El banco Santander ha iniciado este viernes las negociaciones con los sindicatos de cara a un posible ajuste de plantilla tras la absorción de Popular, un movimiento esperado después de que el banco anunciara sinergias millonarias y la intención de mejorar la eficiencia del negocio.

"Santander actuará bajo el criterio de meritocracia, con la idea de aprovechar el mejor talento de ambas entidades y hará un esfuerzo especial para que las salidas que se produzcan como consecuencia de esta integración se realicen en buenas condiciones, de acuerdo con los representantes de los trabajadores y aprovechando al máximo la movilidad interna", dijo el banco en una nota.

El banco de Ana Botín ha explicado que va a utilizar a una empresa de recolocación para facilitar la ocupación de los empleados afectados.  La entidad ha asegurado que en anteriores procesos de reordencación de su plantilla esta fórmula facilitó la ocupación del 80% de los empleados que salieron de la entidad y que quisieron seguir trabajando.

La intención de la negociación con los sindicatos es integrar las plantillas de los servicios centrales de Santander España y Popular tras la adquisición de esta última a comienzos de junio, una operación con la que el banco se comprometió a realizar sinergias y mejorar la eficiencia del negocio combinado.

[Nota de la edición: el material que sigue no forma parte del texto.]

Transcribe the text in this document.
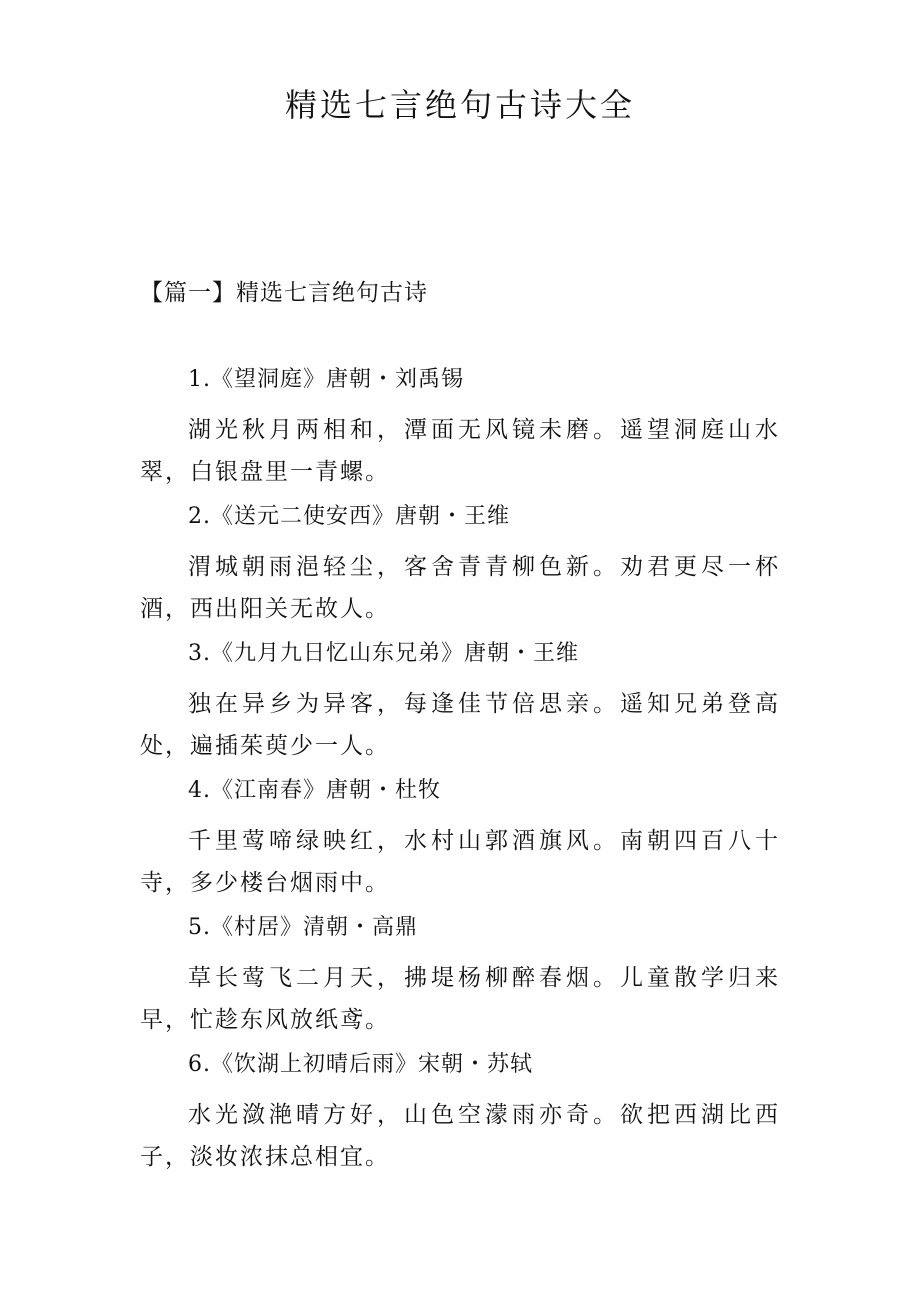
精选七言绝句古诗大全
【篇一】精选七言绝句古诗
1.《望洞庭》唐朝・刘禹锡

湖光秋月两相和，潭面无风镜未磨。遥望洞庭山水翠，白银盘里一青螺。

2.《送元二使安西》唐朝・王维

渭城朝雨浥轻尘，客舍青青柳色新。劝君更尽一杯酒，西出阳关无故人。

3.《九月九日忆山东兄弟》唐朝・王维

独在异乡为异客，每逢佳节倍思亲。遥知兄弟登高处，遍插茱萸少一人。

4.《江南春》唐朝・杜牧

千里莺啼绿映红，水村山郭酒旗风。南朝四百八十寺，多少楼台烟雨中。

5.《村居》清朝・高鼎

草长莺飞二月天，拂堤杨柳醉春烟。儿童散学归来早，忙趁东风放纸鸢。

6.《饮湖上初晴后雨》宋朝・苏轼

水光潋滟晴方好，山色空濛雨亦奇。欲把西湖比西子，淡妆浓抹总相宜。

La entidad cántabra ha explicado que realizará el ajuste bajo un criterio de meritocracia con la intención de "aprovechar el mejor talento" de ambas entidades y ha defendido que realizará un "esfuerzo especial" para que las salidas que se produzcan en el proceso se realicen en "buenas condiciones", de acuerdo con los representantes sindicales y aprovechando la movilidad interna hacia otras entidades del grupo.

Los sindicatos han señado que están dispuestos a escuchar los planteamientos de Santander siempre y cuando el redimensionamiento de las plantillas que se pretende acometer se aborde mediante prejubilaciones y bajas incentivadas, "respetando siempre los derechos adquiridos de los trabajadores" y a través de "vías no traumáticas".

Después de sendos ERE

Este ajuste se llevará a cabo después de que tanto Santander como Popular aplicaran el año pasado sendos Expedientes de Regulación de Empleo (ERE).

La reordenación de la primera entidad afectó finalmente a 1.380 trabajadores de Santander España, pero se incluyeron en el ERE 680 empleados. De estos, 300 correspondían a Santander España y 380 al centro corporativo.

Por su parte, el ERE presentado por Popular en 2016 se cerró en julio de este año con la salida de 2.592 trabajadores, el 17% del total, además del cierre de unas 300 oficinas del total de 2.093 sucursales con las que contaba la entidad, de forma que desapareció el 14% de su red comercial.

Tras la absorción de Popular, Santander cuenta con 200.949 empleados, de los que aproximadamente un 6% correspondería a Popular, puesto que al cierre del primer trimestre (la última vez que presentó resultados) contaba con 15.020 trabajadores, 13.449 de ellos en España.

El número dos de la entidad, José Antonio Álvarez,durante la presentación de los resultados del tercer trimestre, no quiso anticipar ni el número de trabajadores que se verán afectados, ni la forma en la que se aplicará el ajuste, dado que estas decisiones deben ser fruto de un acuerdo con los sindicatos, según apuntó.

"El tema de la integración de sucursales requiere la previa integración tecnológica, lo cual nos lleva al año 2019", recordó el consejero delegado del grupo.

Desde la adquisición en junio, Santander ha saneado el balance de Banco Popular, ha reducido su riesgo inmobiliario y ha lanzado una acción comercial para recuperar la confianza de los clientes y accionistas cuya inversión se vio afectada por la resolución de las autoridades europeas.